Physical characteristics
- Source: Jatiraden
- • location: Bekasi, West Java
- • coordinates: -6.3474, 106.9258
- Mouth: Jakarta Canal Flood
- • location: Duren Sawit, East Jakarta
- • coordinates: -6.2290, 106.9262
- Basin size: 230 ha

= Jatikramat River =

River in Jakarta, Indonesia

The Jatikramat River (Kali Jatikramat or Kali Jati Kramat) is a river in Bekasi, West Java, and the eastern part of the Special Capital Region of Jakarta, Indonesia. The lower portions of the original river have been channelized and directed into the eastern flood canal, "Banjir Kanal Timur", which continues to flow to the Java Sea in the district of Marunda, Cilincing, North Jakarta. The river regularly causes flooding in the city of Bekasi and Jakarta.

==History==
The Jatikramat and the other two nearby rivers, the Cakung and Buaran, flow from Bekasi and interconnect until draining into the Jakarta Bay in the district of Marunda through Cakung Drain and currently through Banjir Kanal Timur. In the past, the three rivers supplied water for drinking and agriculture in the area. Due to continuous erosion and accumulation of trash, the average width of the Jatikramat was reduced from 10 to only 3 meters in 1990.
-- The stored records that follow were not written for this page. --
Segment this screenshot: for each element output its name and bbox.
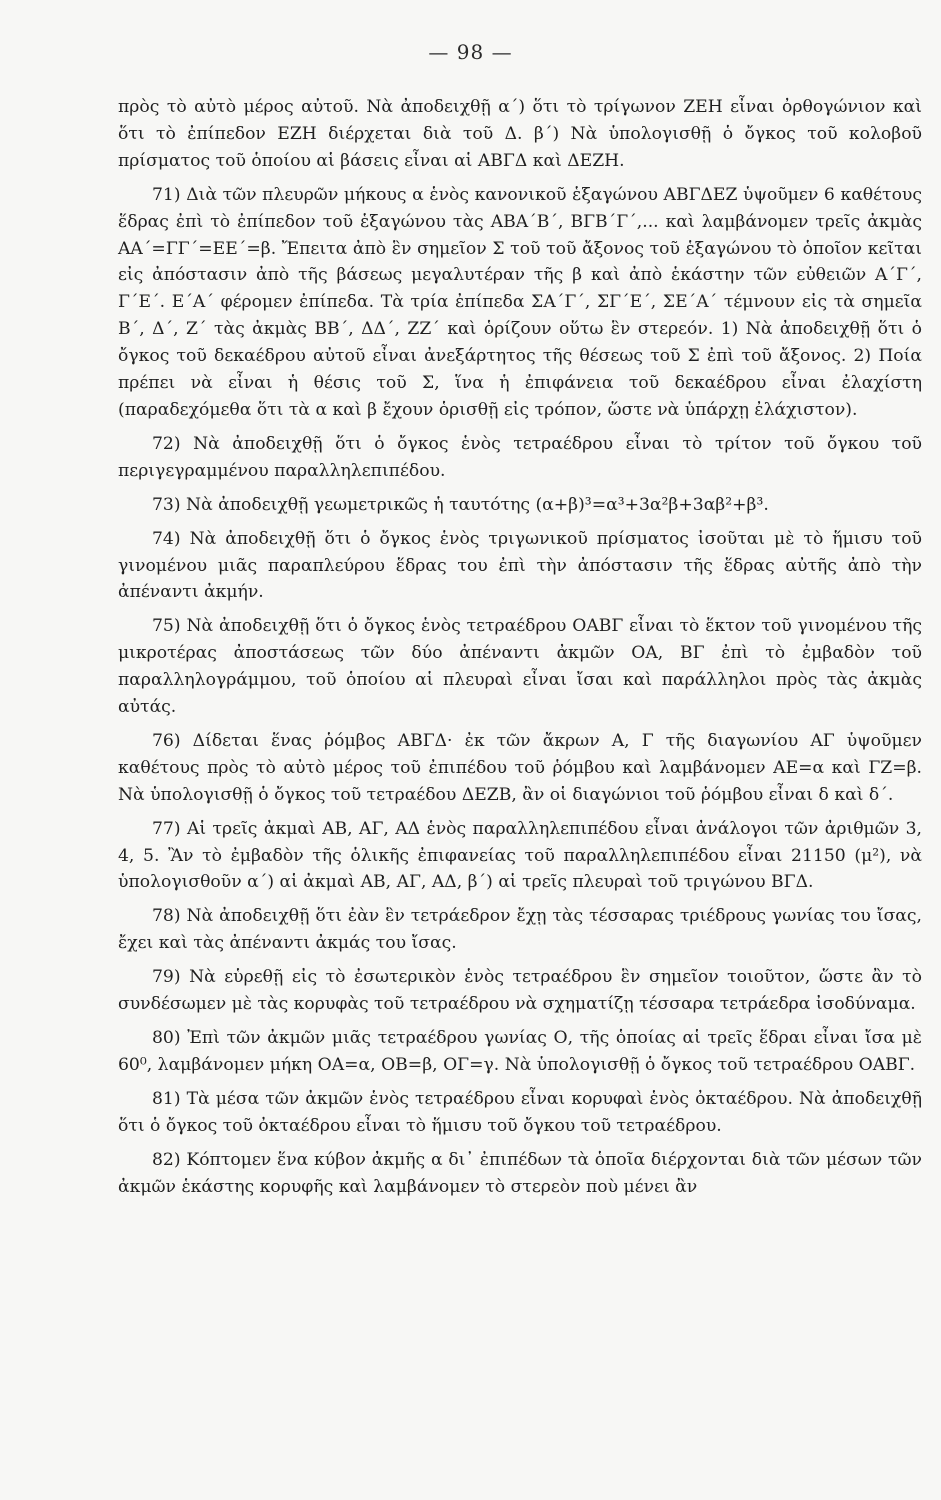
problem-73: 73) Νὰ ἀποδειχθῇ γεωμετρικῶς ἡ ταυτότης (α+β)³=α³+3α²β+3αβ²+β³. [152,494,769,515]
page-number: — 98 — [428,40,513,64]
problem-78: 78) Νὰ ἀποδειχθῇ ὅτι ἐὰν ἓν τετράεδρον ἔχῃ τὰς τέσσαρας τριέδρους γωνίας του ἴσας, ἔχει καὶ τὰς ἀπέναντι ἀκμάς του ἴσας. [118,906,922,954]
problem-76: 76) Δίδεται ἕνας ῥόμβος ΑΒΓΔ· ἐκ τῶν ἄκρων Α, Γ τῆς διαγωνίου ΑΓ ὑψοῦμεν καθέτους πρὸς τὸ αὐτὸ μέρος τοῦ ἐπιπέδου τοῦ ῥόμβου καὶ λαμβάνομεν ΑΕ=α καὶ ΓΖ=β. Νὰ ὑπολογισθῇ ὁ ὄγκος τοῦ τετραέδου ΔΕΖΒ, ἂν οἱ διαγώνιοι τοῦ ῥόμβου εἶναι δ καὶ δ΄. [118,730,922,805]
problem-74: 74) Νὰ ἀποδειχθῇ ὅτι ὁ ὄγκος ἑνὸς τριγωνικοῦ πρίσματος ἰσοῦται μὲ τὸ ἥμισυ τοῦ γινομένου μιᾶς παραπλεύρου ἕδρας του ἐπὶ τὴν ἀπόστασιν τῆς ἕδρας αὐτῆς ἀπὸ τὴν ἀπέναντι ἀκμήν. [118,528,922,603]
problem-75: 75) Νὰ ἀποδειχθῇ ὅτι ὁ ὄγκος ἑνὸς τετραέδρου ΟΑΒΓ εἶναι τὸ ἕκτον τοῦ γινομένου τῆς μικροτέρας ἀποστάσεως τῶν δύο ἀπέναντι ἀκμῶν ΟΑ, ΒΓ ἐπὶ τὸ ἐμβαδὸν τοῦ παραλληλογράμμου, τοῦ ὁποίου αἱ πλευραὶ εἶναι ἴσαι καὶ παράλληλοι πρὸς τὰς ἀκμὰς αὐτάς. [118,616,922,718]
problem-82: 82) Κόπτομεν ἕνα κύβον ἀκμῆς α δι᾿ ἐπιπέδων τὰ ὁποῖα διέρχονται διὰ τῶν μέσων τῶν ἀκμῶν ἑκάστης κορυφῆς καὶ λαμβάνομεν τὸ στερεὸν ποὺ μένει ἂν [118,1149,922,1197]
problem-71: 71) Διὰ τῶν πλευρῶν μήκους α ἑνὸς κανονικοῦ ἑξαγώνου ΑΒΓΔΕΖ ὑψοῦμεν 6 καθέτους ἕδρας ἐπὶ τὸ ἐπίπεδον τοῦ ἑξαγώνου τὰς ΑΒΑ΄Β΄, ΒΓΒ΄Γ΄,... καὶ λαμβάνομεν τρεῖς ἀκμὰς ΑΑ΄=ΓΓ΄=ΕΕ΄=β. Ἔπειτα ἀπὸ ἓν σημεῖον Σ τοῦ τοῦ ἄξονος τοῦ ἑξαγώνου τὸ ὁποῖον κεῖται εἰς ἀπόστασιν ἀπὸ τῆς βάσεως μεγαλυτέραν τῆς β καὶ ἀπὸ ἑκάστην τῶν εὐθειῶν Α΄Γ΄, Γ΄Ε΄. Ε΄Α΄ φέρομεν ἐπίπεδα. Τὰ τρία ἐπίπεδα ΣΑ΄Γ΄, ΣΓ΄Ε΄, ΣΕ΄Α΄ τέμνουν εἰς τὰ σημεῖα Β΄, Δ΄, Ζ΄ τὰς ἀκμὰς ΒΒ΄, ΔΔ΄, ΖΖ΄ καὶ ὁρίζουν οὕτω ἓν στερεόν. 1) Νὰ ἀποδειχθῇ ὅτι ὁ ὄγκος τοῦ δεκαέδρου αὐτοῦ εἶναι ἀνεξάρτητος τῆς θέσεως τοῦ Σ ἐπὶ τοῦ ἄξονος. 2) Ποία πρέπει νὰ εἶναι ἡ θέσις τοῦ Σ, ἵνα ἡ ἐπιφάνεια τοῦ δεκαέδρου εἶναι ἐλαχίστη (παραδεχόμεθα ὅτι τὰ α καὶ β ἔχουν ὁρισθῇ εἰς τρόπον, ὥστε νὰ ὑπάρχῃ ἐλάχιστον). [118,184,922,420]
problem-81: 81) Τὰ μέσα τῶν ἀκμῶν ἑνὸς τετραέδρου εἶναι κορυφαὶ ἑνὸς ὀκταέδρου. Νὰ ἀποδειχθῇ ὅτι ὁ ὄγκος τοῦ ὀκταέδρου εἶναι τὸ ἥμισυ τοῦ ὄγκου τοῦ τετραέδρου. [118,1088,922,1136]
page-text [118,94,922,1200]
paragraph-continuation: πρὸς τὸ αὐτὸ μέρος αὐτοῦ. Νὰ ἀποδειχθῇ α΄) ὅτι τὸ τρίγωνον ΖΕΗ εἶναι ὀρθογώνιον καὶ ὅτι τὸ ἐπίπεδον ΕΖΗ διέρχεται διὰ τοῦ Δ. β΄) Νὰ ὑπολογισθῇ ὁ ὄγκος τοῦ κολοβοῦ πρίσματος τοῦ ὁποίου αἱ βάσεις εἶναι αἱ ΑΒΓΔ καὶ ΔΕΖΗ. [118,97,922,171]
problem-79: 79) Νὰ εὑρεθῇ εἰς τὸ ἐσωτερικὸν ἑνὸς τετραέδρου ἓν σημεῖον τοιοῦτον, ὥστε ἂν τὸ συνδέσωμεν μὲ τὰς κορυφὰς τοῦ τετραέδρου νὰ σχηματίζῃ τέσσαρα τετράεδρα ἰσοδύναμα. [118,967,922,1015]
problem-77: 77) Αἱ τρεῖς ἀκμαὶ ΑΒ, ΑΓ, ΑΔ ἑνὸς παραλληλεπιπέδου εἶναι ἀνάλογοι τῶν ἀριθμῶν 3, 4, 5. Ἂν τὸ ἐμβαδὸν τῆς ὁλικῆς ἐπιφανείας τοῦ παραλληλεπιπέδου εἶναι 21150 (μ²), νὰ ὑπολογισθοῦν α΄) αἱ ἀκμαὶ ΑΒ, ΑΓ, ΑΔ, β΄) αἱ τρεῖς πλευραὶ τοῦ τριγώνου ΒΓΔ. [118,818,922,893]
problem-80: 80) Ἐπὶ τῶν ἀκμῶν μιᾶς τετραέδρου γωνίας Ο, τῆς ὁποίας αἱ τρεῖς ἕδραι εἶναι ἴσα μὲ 60⁰, λαμβάνομεν μήκη ΟΑ=α, ΟΒ=β, ΟΓ=γ. Νὰ ὑπολογισθῇ ὁ ὄγκος τοῦ τετραέδρου ΟΑΒΓ. [118,1028,922,1075]
problem-72: 72) Νὰ ἀποδειχθῇ ὅτι ὁ ὄγκος ἑνὸς τετραέδρου εἶναι τὸ τρίτον τοῦ ὄγκου τοῦ περιγεγραμμένου παραλληλεπιπέδου. [118,433,922,481]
The river often causes flooding to the surrounding area. Research by Pieter J. Kunu and H. Lelolterry of Pattimura University, Ambon, showed that the development of the city changed 85% land of Jakarta to be waterproof, unable to absorb surface water and resulted in regular floods. One of the solutions was by constructing a flood-control canal, the Banjir Kanal Timur. The flow of the Cakung, Buaran, Jati Kramat, Sunter, and Cipinang rivers was cut to drain into the canal, and thereby reducing the occurrence of flood. However, one little part of the Jatikramat river is now still connected to the Buaran River at a length of almost 50 meters.

==Hydrology==
Jatikramat River is a tributary of the Buaran River, originating from a narrow and elongated upstream zone in Jatiraden, Bekasi. This upper catchment area is flanked by the headwaters of the Cakung River Basin (DAS Cakung) to the east and the Sunter River Basin (DAS Sunter) to the west, forming a hydrologically complex region. The river flows from south to north and joins the Buaran River near Pondok Kelapa, Duren Sawit, East Jakarta, adjacent to Darma Persada University. Both rivers are diverted into the East Flood Canal (Kanal Banjir Timur, KBT), which also intercepts the main flow of the Buaran River before merging with the Jatikramat stream. The Jatikramat sub-watershed (Sub-DAS Jatikramat), part of the larger Buaran watershed, encompasses an area of approximately 230 hectares or 2.3 square kilometers.

==Geography==
The river flows in the northwest area of Java with predominantly tropical rainforest climate (designated as Af in the Köppen–Geiger climate classification). The annual average temperature in the area is 28 °C. The warmest month is September, when the average temperature is around 31 °C, and the coldest is May, at 26 °C. The average annual rainfall is 3674 mm. The wettest month is December, with an average of 456 mm rainfall, and the driest is September, with 87 mm rainfall.

== Normalisation ==
In early 2000, the flow of the Jati Kramat was straightened; the river was dredged and the banks were strengthened with concrete, to yield a width of 5 meter with the depth of more than 3 meter. The normalisation in Pondok Kelapa, Duren Sawit, East Jakarta, was performed since 2015. This normalisation resulted a width of around 10 meter, to control annual flooding. The project was to be completed until the river mouth at Kanal Banjir Timur (KBT).